If you want to live in the White House -



If you want to be a public servant, though that hardly seems to be what politicians are these days, you must at least play by some of the rules which means releasing your tax returns.  I don't see why the McCain's should be above the rest of us, and we should be allowed to see where she invests.  If she doesn't want us to know and is trying to protect her children, then, she should not be first lady.  Her point is that her husband is the candidate and yet he campaigns, flying on her corporate jet.  We do elect a couple, a president and a first lady.  If she wants to be first lady, then, she has to give up her privacy and that means we see her tax returns and where she is invested.  I don't see how that affects the children any more than being the children of the president would do.....

  Perhaps the McCain's should rethink the presidency if they really care about privacy for their family......



Editorial in the NY Times -

Mrs. McCain’s Money


Published: May 19, 2008

Senator John McCain’s wife, Cindy McCain, has decided not to release her tax returns — not now and not in the future.

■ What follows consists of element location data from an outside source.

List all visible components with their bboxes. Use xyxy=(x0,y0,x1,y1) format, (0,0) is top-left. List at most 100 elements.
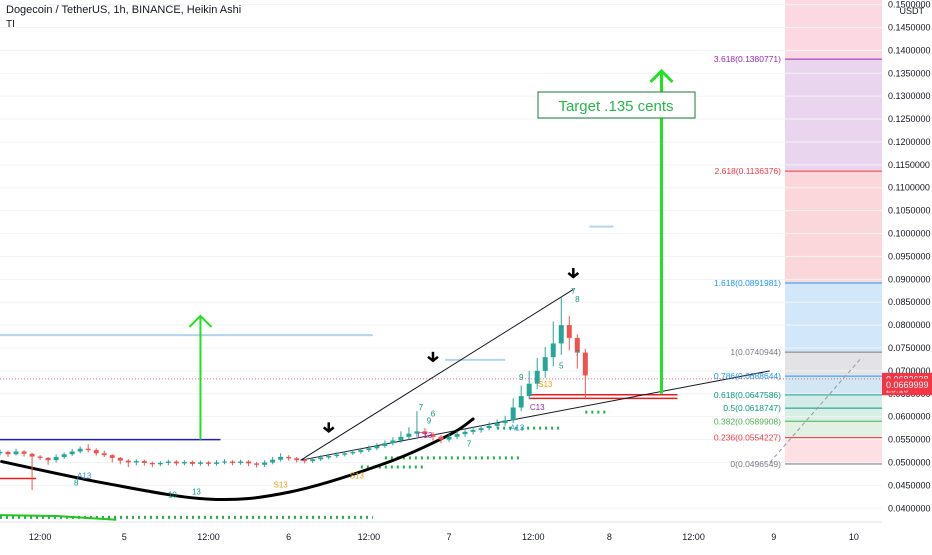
candle-body xyxy=(189,462,195,464)
price-tick-label: 0.1150000 xyxy=(888,160,930,170)
candle-body xyxy=(125,460,131,463)
price-axis-bg xyxy=(882,0,932,550)
time-tick-label: 9 xyxy=(771,532,776,542)
candle-body xyxy=(430,434,436,437)
candle-body xyxy=(422,431,428,435)
candle-body xyxy=(0,451,3,454)
candle-body xyxy=(302,460,308,462)
fib-zone xyxy=(785,437,882,465)
indicator-marker: 5 xyxy=(559,362,564,371)
candle-body xyxy=(141,461,147,463)
indicator-marker: 13 xyxy=(192,488,201,497)
candle-body xyxy=(29,453,35,457)
target-text: Target .135 cents xyxy=(558,98,673,115)
candle-body xyxy=(270,459,276,463)
price-tick-label: 0.0900000 xyxy=(888,274,931,284)
arrows: Target .135 cents xyxy=(188,68,696,440)
fib-zone xyxy=(785,59,882,172)
cup-curve xyxy=(0,417,475,502)
candle-body xyxy=(149,462,155,465)
candle-body xyxy=(13,451,19,455)
price-tick-label: 0.1450000 xyxy=(888,22,931,32)
fib-zone xyxy=(785,408,882,422)
time-axis[interactable]: 12:00 5 12:00 6 12:00 7 12:00 8 12:00 9 10 xyxy=(0,521,882,542)
time-tick-label: 7 xyxy=(447,532,452,542)
indicator-marker: 8 xyxy=(74,478,79,487)
price-axis[interactable]: 0.0400000 0.0450000 0.0500000 0.0550000 0.06… xyxy=(882,0,932,550)
price-tick-label: 0.1000000 xyxy=(888,229,931,239)
candle-body xyxy=(342,453,348,455)
candle-body xyxy=(406,433,412,437)
candle-body xyxy=(85,448,91,451)
candle-body xyxy=(510,407,516,421)
fib-labels: 0(0.0496549) 0.236(0.0554227) 0.382(0.0589… xyxy=(714,54,781,469)
candle-body xyxy=(550,343,556,358)
candle-body xyxy=(390,440,396,444)
drawing-lines xyxy=(0,225,882,521)
fib-level-label: 0.618(0.0647586) xyxy=(714,390,781,400)
price-tick-label: 0.1400000 xyxy=(888,45,931,55)
indicator-marker: C13 xyxy=(530,403,545,412)
price-tick-label: 0.1500000 xyxy=(888,0,931,10)
candle-body xyxy=(37,456,43,458)
candle-body xyxy=(366,448,372,451)
candles xyxy=(0,297,588,490)
price-tick-label: 0.0850000 xyxy=(888,297,931,307)
indicator-label: TI xyxy=(6,19,15,30)
candle-body xyxy=(21,451,27,454)
indicator-marker: 7 xyxy=(571,287,576,296)
candle-body xyxy=(374,445,380,449)
indicator-marker: 10 xyxy=(168,490,177,499)
candle-body xyxy=(197,462,203,464)
candle-body xyxy=(382,443,388,446)
candle-body xyxy=(53,456,59,461)
price-tick-label: 0.0800000 xyxy=(888,320,931,330)
candle-body xyxy=(254,463,260,465)
indicator-marker: S13 xyxy=(538,380,553,389)
price-tick-label: 0.0750000 xyxy=(888,343,931,353)
price-tick-label: 0.0600000 xyxy=(888,412,931,422)
indicator-marker: 6 xyxy=(431,410,436,419)
down-arrow-head xyxy=(427,355,439,363)
candle-body xyxy=(438,436,444,440)
candle-body xyxy=(101,453,107,456)
time-tick-label: 12:00 xyxy=(358,532,381,542)
candle-body xyxy=(246,461,252,464)
candle-body xyxy=(117,457,123,461)
down-arrow-head xyxy=(322,426,335,433)
candle-body xyxy=(526,383,532,397)
candle-body xyxy=(454,434,460,437)
candle-body xyxy=(470,429,476,432)
candle-body xyxy=(494,423,500,426)
candle-body xyxy=(574,337,580,353)
price-tick-label: 0.0450000 xyxy=(888,480,931,490)
candle-body xyxy=(165,461,171,463)
price-tick-label: 0.0500000 xyxy=(888,457,931,467)
time-tick-label: 8 xyxy=(607,532,612,542)
price-tick-label: 0.0950000 xyxy=(888,251,931,261)
price-tick-label: 0.1250000 xyxy=(888,114,931,124)
candle-body xyxy=(181,462,187,464)
candle-body xyxy=(157,462,163,465)
candle-body xyxy=(534,370,540,384)
candle-body xyxy=(358,450,364,452)
candle-body xyxy=(462,431,468,435)
candle-body xyxy=(77,448,83,452)
candle-body xyxy=(133,461,139,463)
price-tag-bg xyxy=(882,378,932,391)
candle-body xyxy=(478,428,484,430)
indicator-marker: 7 xyxy=(575,349,580,358)
candle-body xyxy=(294,458,300,461)
time-tick-label: 12:00 xyxy=(29,532,52,542)
price-tick-label: 0.0550000 xyxy=(888,435,931,445)
time-tick-label: 12:00 xyxy=(682,532,705,542)
fib-zone xyxy=(785,171,882,283)
dashed-trend-line xyxy=(769,356,863,463)
candle-body xyxy=(318,457,324,460)
fib-zone xyxy=(785,0,882,60)
wedge-lower-line xyxy=(300,370,770,461)
fib-level-label: 0.382(0.0589908) xyxy=(714,416,781,426)
fib-level-label: 0.5(0.0618747) xyxy=(723,403,781,413)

In the interest of transparency and to support her husband’s frequent calls for clean and open government, she should rethink that decision.

Since their marriage in 1980, Mrs. McCain, the daughter of a multimillionaire Anheuser-Busch distributor, and her husband have filed separate tax returns. In April, Mr. McCain released his own returns, but just for the last two years — a paltry nod to openness. Mrs. McCain, it was explained, would not release her tax returns in “the interest of protecting the privacy of her children.”

Mrs. McCain dug in deeper this month, insisting that she will never make her returns public, even if her husband wins the presidency and she becomes first lady. “My husband is the candidate,” she said.

There is no question that Mr. McCain — the candidate — has reaped considerable benefits from his wife’s wealth, including discounted use of her company’s corporate jet to fly from state to state during this campaign.

Voters also deserve to know whether any of Senator McCain’s official actions have benefited his wife, family members, or their business associates, as they did in the case of Charles Keating, the Arizona developer and savings and loan operator at the center of the Keating Five scandal two decades ago. A year before Mr. McCain’s 1987 meetings with bank regulators on Mr. Keating’s behalf, Mrs. McCain and her father invested more than $350,000 in a strip mall developed by Mr. Keating.

Senator Barack Obama and his wife, Michelle Obama, have released eight years of joint returns. Senator Hillary Rodham Clinton and her husband, former President Bill Clinton, have recently released eight years of tax information, although the public is still owed a list of the donors to the Clinton presidential library and foundation.

During the 2004 presidential campaign, we urged Teresa Heinz Kerry, the wealthy wife of Senator John Kerry, to release her tax returns. So did the Republican National Committee. This time, predictably, the R.N.C. has switched sides. Senator and Mrs. McCain should show that they’re both committed to open government and release Mrs. McCain’s returns.